A Agência Nacional de Energia Elétrica (Aneel) se prepara para um momento crucial nesta terça-feira (4), quando analisará o processo que pode culminar na cassação da concessão da Enel São Paulo. A distribuidora, responsável pelo fornecimento de energia elétrica para aproximadamente 8 milhões de pessoas na capital paulista e em 23 municípios da região metropolitana, enfrenta a possibilidade de perder o direito de operar na área.

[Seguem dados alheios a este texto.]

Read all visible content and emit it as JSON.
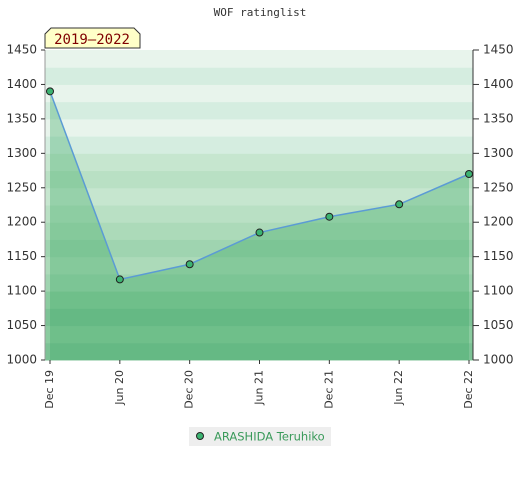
{
  "chart_data": {
    "type": "line",
    "title": "WOF ratinglist",
    "badge": "2019–2022",
    "categories": [
      "Dec 19",
      "Jun 20",
      "Dec 20",
      "Jun 21",
      "Dec 21",
      "Jun 22",
      "Dec 22"
    ],
    "series": [
      {
        "name": "ARASHIDA Teruhiko",
        "color": "#5b9bd5",
        "marker_color": "#3cb371",
        "values": [
          1390,
          1117,
          1139,
          1185,
          1208,
          1226,
          1270
        ]
      }
    ],
    "ylim": [
      1000,
      1450
    ],
    "yticks": [
      1000,
      1050,
      1100,
      1150,
      1200,
      1250,
      1300,
      1350,
      1400,
      1450
    ],
    "y2lim": [
      1000,
      1450
    ],
    "y2ticks": [
      1000,
      1050,
      1100,
      1150,
      1200,
      1250,
      1300,
      1350,
      1400,
      1450
    ]
  }
}
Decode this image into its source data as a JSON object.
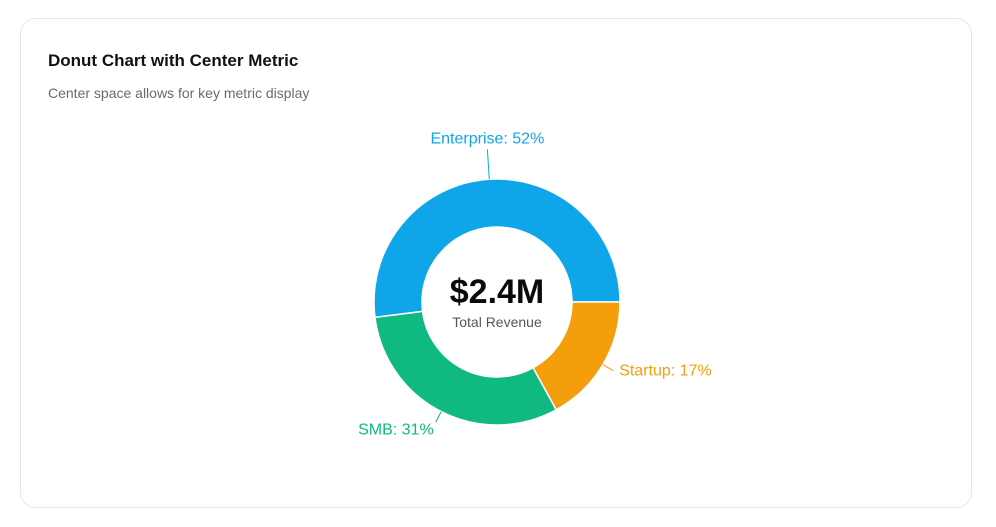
{
  "card": {
    "title": "Donut Chart with Center Metric",
    "subtitle": "Center space allows for key metric display"
  },
  "chart_data": {
    "type": "pie",
    "variant": "donut",
    "categories": [
      "Enterprise",
      "Startup",
      "SMB"
    ],
    "values": [
      52,
      17,
      31
    ],
    "unit": "%",
    "colors": [
      "#0ea5e9",
      "#f59e0b",
      "#10b981"
    ],
    "slice_labels": [
      "Enterprise: 52%",
      "Startup: 17%",
      "SMB: 31%"
    ],
    "center_metric": {
      "value": "$2.4M",
      "label": "Total Revenue"
    }
  }
}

A investigação em curso apura falhas recorrentes no atendimento aos consumidores, especialmente após eventos climáticos severos que resultaram em interrupções prolongadas no fornecimento de energia. O contrato de concessão da Enel SP, com término previsto para 2028, já teve um pedido de renovação antecipada feito pela empresa. No entanto, a decisão da Aneel pode recomendar ao Ministério de Minas e Energia a “caducidade” da concessão, ou seja, o término forçado do contrato.

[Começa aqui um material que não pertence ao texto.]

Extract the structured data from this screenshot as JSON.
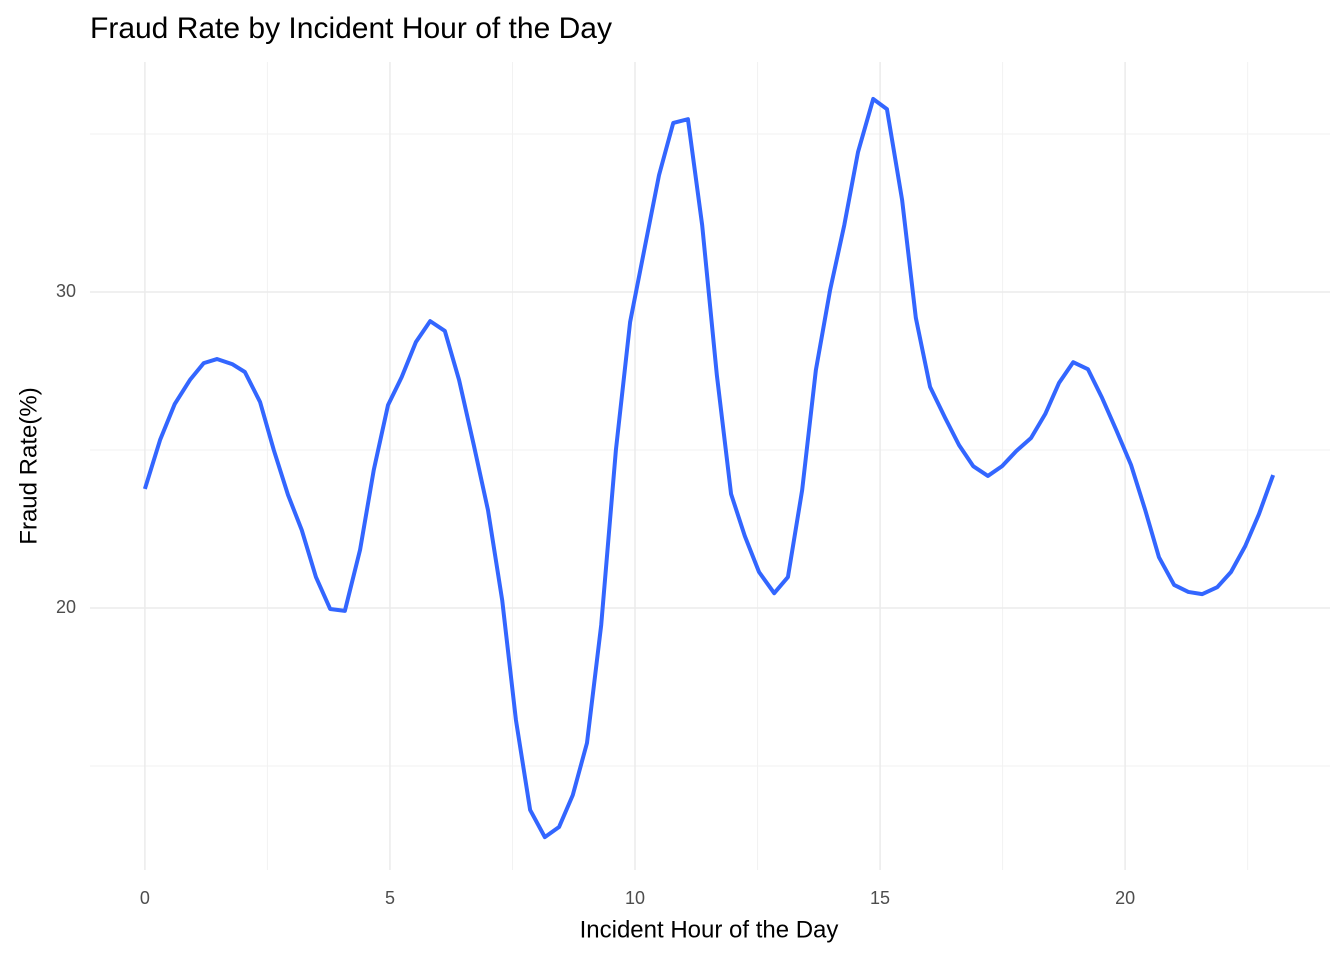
{
  "chart_data": {
    "type": "line",
    "title": "Fraud Rate by Incident Hour of the Day",
    "x_label": "Incident Hour of the Day",
    "y_label": "Fraud Rate(%)",
    "xlim": [
      -1.12,
      24.18
    ],
    "ylim": [
      11.71,
      37.28
    ],
    "xticks": [
      0,
      5,
      10,
      15,
      20
    ],
    "yticks": [
      20,
      30
    ],
    "grid": true,
    "series": [
      {
        "color": "#3366FF",
        "x": [
          0,
          0.31,
          0.61,
          0.92,
          1.2,
          1.47,
          1.78,
          2.04,
          2.35,
          2.63,
          2.92,
          3.2,
          3.49,
          3.78,
          4.08,
          4.39,
          4.67,
          4.96,
          5.24,
          5.53,
          5.82,
          6.12,
          6.41,
          6.71,
          7.0,
          7.29,
          7.57,
          7.86,
          8.16,
          8.45,
          8.73,
          9.02,
          9.31,
          9.61,
          9.9,
          10.2,
          10.49,
          10.78,
          11.08,
          11.37,
          11.67,
          11.96,
          12.24,
          12.53,
          12.84,
          13.12,
          13.41,
          13.69,
          13.98,
          14.27,
          14.55,
          14.86,
          15.14,
          15.45,
          15.73,
          16.02,
          16.33,
          16.61,
          16.9,
          17.2,
          17.49,
          17.78,
          18.08,
          18.37,
          18.65,
          18.94,
          19.24,
          19.53,
          19.82,
          20.12,
          20.41,
          20.69,
          21.0,
          21.29,
          21.57,
          21.88,
          22.16,
          22.45,
          22.73,
          23.02
        ],
        "values": [
          23.77,
          25.32,
          26.46,
          27.22,
          27.75,
          27.88,
          27.72,
          27.47,
          26.52,
          25.0,
          23.58,
          22.47,
          20.98,
          19.97,
          19.91,
          21.84,
          24.37,
          26.42,
          27.31,
          28.42,
          29.08,
          28.77,
          27.22,
          25.16,
          23.1,
          20.25,
          16.46,
          13.61,
          12.75,
          13.07,
          14.08,
          15.73,
          19.46,
          25.0,
          29.05,
          31.42,
          33.7,
          35.35,
          35.47,
          32.12,
          27.37,
          23.61,
          22.28,
          21.14,
          20.47,
          20.98,
          23.73,
          27.53,
          30.06,
          32.12,
          34.43,
          36.11,
          35.79,
          32.91,
          29.18,
          27.0,
          26.01,
          25.16,
          24.49,
          24.18,
          24.49,
          24.97,
          25.38,
          26.14,
          27.12,
          27.78,
          27.56,
          26.65,
          25.63,
          24.53,
          23.1,
          21.61,
          20.73,
          20.51,
          20.44,
          20.66,
          21.14,
          21.96,
          22.97,
          24.21
        ]
      }
    ]
  }
}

O processo, que tramita sob sigilo e tem a diretora Agnes Maria de Aragão da Costa como relatora, ganhou força após o descumprimento de um plano de contingência firmado entre a Aneel e a Arsesp, a agência reguladora paulista. A situação se agravou com a ocorrência de episódios graves de demora na recomposição do fornecimento de energia em momentos críticos, como nos temporais de outubro de 2023, outubro de 2024 e setembro de 2025, que deixaram diversas residências sem energia por mais de 48 horas.
No mês passado, um diretor da Aneel expressou preocupação com o “padrão reincidente e preocupante de resposta lenta” demonstrado pela empresa. A análise da possível caducidade da concessão ocorre simultaneamente ao pedido de renovação antecipada do contrato, o que intensifica a pressão sobre a agência reguladora.

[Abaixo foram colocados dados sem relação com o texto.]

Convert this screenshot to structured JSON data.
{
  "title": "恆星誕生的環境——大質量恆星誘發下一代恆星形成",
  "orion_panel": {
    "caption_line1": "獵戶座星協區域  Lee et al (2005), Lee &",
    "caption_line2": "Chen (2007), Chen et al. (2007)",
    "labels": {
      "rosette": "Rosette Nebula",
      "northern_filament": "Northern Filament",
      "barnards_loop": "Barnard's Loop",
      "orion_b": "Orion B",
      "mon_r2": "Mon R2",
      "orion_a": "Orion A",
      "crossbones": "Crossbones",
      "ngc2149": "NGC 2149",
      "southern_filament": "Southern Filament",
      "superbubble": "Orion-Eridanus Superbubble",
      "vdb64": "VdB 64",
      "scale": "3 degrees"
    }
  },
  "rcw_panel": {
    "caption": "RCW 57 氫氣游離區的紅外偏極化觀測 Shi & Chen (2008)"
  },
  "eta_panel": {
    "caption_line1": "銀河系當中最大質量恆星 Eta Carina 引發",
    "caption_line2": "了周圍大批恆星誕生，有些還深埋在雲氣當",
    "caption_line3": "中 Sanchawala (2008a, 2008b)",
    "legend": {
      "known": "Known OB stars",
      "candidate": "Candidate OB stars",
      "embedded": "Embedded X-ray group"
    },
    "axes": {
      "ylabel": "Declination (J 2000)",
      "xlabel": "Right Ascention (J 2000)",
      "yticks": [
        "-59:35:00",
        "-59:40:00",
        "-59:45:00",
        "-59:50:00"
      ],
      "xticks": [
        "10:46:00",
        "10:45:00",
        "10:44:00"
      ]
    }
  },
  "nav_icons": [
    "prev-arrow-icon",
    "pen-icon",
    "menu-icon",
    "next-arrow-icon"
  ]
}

Em outubro, o diretor-geral da Aneel afirmou que o processo que investiga as falhas da Enel deve ser julgado antes de qualquer decisão sobre a renovação do contrato, mesmo diante de um parecer técnico preliminar favorável à empresa. O Ministério Público Federal em São Paulo, por sua vez, solicitou a suspensão imediata da renovação, após a divulgação da nota técnica da Aneel que indicava o cumprimento de alguns requisitos por parte da Enel. A Prefeitura de São Paulo também exige que não haja renovação sem uma revisão dos critérios de avaliação do serviço prestado.
Desde que assumiu a antiga Eletropaulo em 2018, a Enel tem sido alvo de críticas devido à piora na qualidade do fornecimento de energia. A prefeitura alega, em uma ação civil pública, que houve um aumento das quedas de energia em dias de chuva, uma redução de 51% na força de trabalho, um corte de quase 50% nos custos operacionais e o descumprimento de metas de investimentos. A administração municipal também critica a prática regulatória que permite desconsiderar apagões causados por eventos climáticos extremos, o que, segundo a prefeitura, mascara o real desempenho da empresa.